OLG Köln: Einmaliges Testessen stellt keine hinreichend zuverlässige Tatsachengrundlage für eine negative Kritik dar

Das OLG Köln hatte entschieden (Urteil vom 30.05.2011, Az.: 15 U 194/10), dass es eine Verletzung des Unternehmerpersönlichkeitsrechts darstellen kann, wenn eine negative Restaurantkritik in einem Reiseführer veröffentlicht wird und diese negative Bewertung des Restaurants das Ergebnis eines einzigen Besuchs einer einzigen Testesserin darstellte, da ein einmaliges Testessen keine hinreichend zuverlässige Tatsachengrundlage für die vorgenommene Abwertung darstelle.

Grundsätzlich sei einem Testesser ein weiter Spielraum auch für die Darstellung negativer Beurteilungen zu setzen, selbst wenn diese geeignet seien, sich schädigend auf das beurteilte Unternehmen bzw. dessen gewerblichen Betrieb auszuwirken, allerdings muss im Rahmen einer Güter- und Pflichtenabwägung abgewogen werden, ob der Rahmen sachlich gerechtfertigter Kritik verlassen wird. Lesen Sie mehr zum Urteil des OLG Köln.

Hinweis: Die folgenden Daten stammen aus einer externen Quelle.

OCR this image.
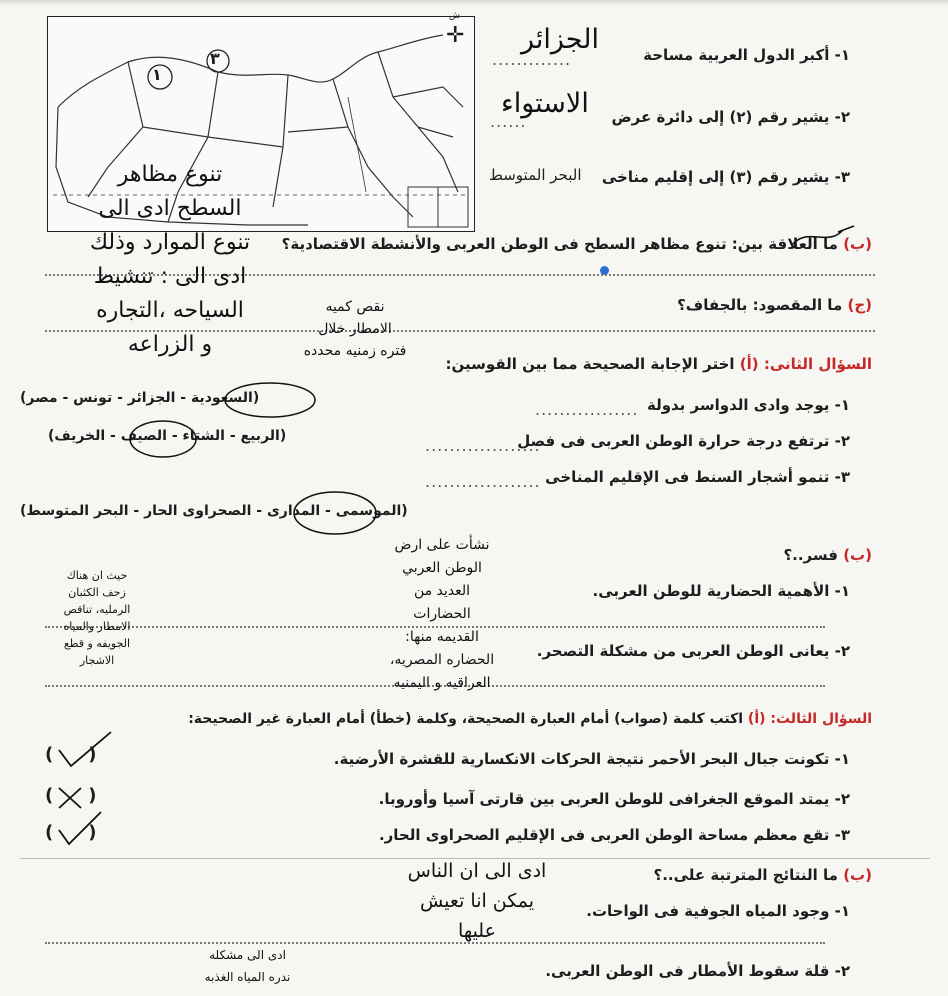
١
٣
✛
ش
١- أكبر الدول العربية مساحة
.............
الجزائر
٢- يشير رقم (٢) إلى دائرة عرض
......
الاستواء
٣- يشير رقم (٣) إلى إقليم مناخى
البحر المتوسط
(ب) ما العلاقة بين: تنوع مظاهر السطح فى الوطن العربى والأنشطة الاقتصادية؟
تنوع مظاهر
السطح ادى الى
تنوع الموارد وذلك
ادى الى : تنشيط
السياحه ،التجاره
و الزراعه
(ج) ما المقصود: بالجفاف؟
نقص كميه
الامطار خلال
فتره زمنيه محدده
السؤال الثانى: (أ) اختر الإجابة الصحيحة مما بين القوسين:
١- يوجد وادى الدواسر بدولة
.................
(السعودية - الجزائر - تونس - مصر)
٢- ترتفع درجة حرارة الوطن العربى فى فصل
...................
(الربيع - الشتاء - الصيف - الخريف)
٣- تنمو أشجار السنط فى الإقليم المناخى
...................
(الموسمى - المدارى - الصحراوى الحار - البحر المتوسط)
(ب) فسر..؟
١- الأهمية الحضارية للوطن العربى.
٢- يعانى الوطن العربى من مشكلة التصحر.
نشأت على ارض
الوطن العربي
العديد من
الحضارات
القديمه منها:
الحضاره المصريه،
العراقيه و اليمنيه
حيث ان هناك
زحف الكثبان
الرمليه، تناقص
الامطار والمياه
الجويفه و قطع
الاشجار
السؤال الثالث: (أ) اكتب كلمة (صواب) أمام العبارة الصحيحة، وكلمة (خطأ) أمام العبارة غير الصحيحة:
١- تكونت جبال البحر الأحمر نتيجة الحركات الانكسارية للقشرة الأرضية.
(    )
٢- يمتد الموقع الجغرافى للوطن العربى بين قارتى آسيا وأوروبا.
(    )
٣- تقع معظم مساحة الوطن العربى فى الإقليم الصحراوى الحار.
(    )
(ب) ما النتائج المترتبة على..؟
١- وجود المياه الجوفية فى الواحات.
ادى الى ان الناس
يمكن انا تعيش
عليها
٢- قلة سقوط الأمطار فى الوطن العربى.
ادى الى مشكله
ندره المياه الغذبه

1. Hintergrund: Das Problem

Die Existenz von professionell erstellten Warentest und Testberichten hat durchaus zwei Seiten: Zum einen leistet sie einen wertvollen Beitrag zur Aufklärung des Verbrauchers bezüglich der Qualität von angebotenen Produkten und Dienstleistungen. Sie ist geeignet, dessen Konsumentscheidungen maßgeblich zu beeinflussen.

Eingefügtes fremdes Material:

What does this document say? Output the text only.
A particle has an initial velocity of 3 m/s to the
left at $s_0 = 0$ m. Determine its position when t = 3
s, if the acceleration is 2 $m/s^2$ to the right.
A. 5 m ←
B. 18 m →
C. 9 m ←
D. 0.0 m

Zum anderen können allzu schlechte Kritiken für den getesteten Hersteller oder Dienstleister geschäftsschädigend sein und sich, im Extremfall, sogar existenzgefährdend auswirken.

Das OLG Köln hatte zu beurteilen, ob bei einer negativen, stark subjektiv geprägten Restaurantkritik nach einem einmaligen Restaurantbesuch der Meinungsfreiheit des Testers oder der Achtung der unternehmerischen Geschäftsehre und des Gewerbebetriebs der Vorrang zu gewähren sei. Hierbei bestärkte das Gericht die höchstrichterliche Rechtsprechungslinie, in der bereits Anforderungen an eine objektive Beurteilung und konkrete Voraussetzungen an ein Testverfahren herausgearbeitet wurden.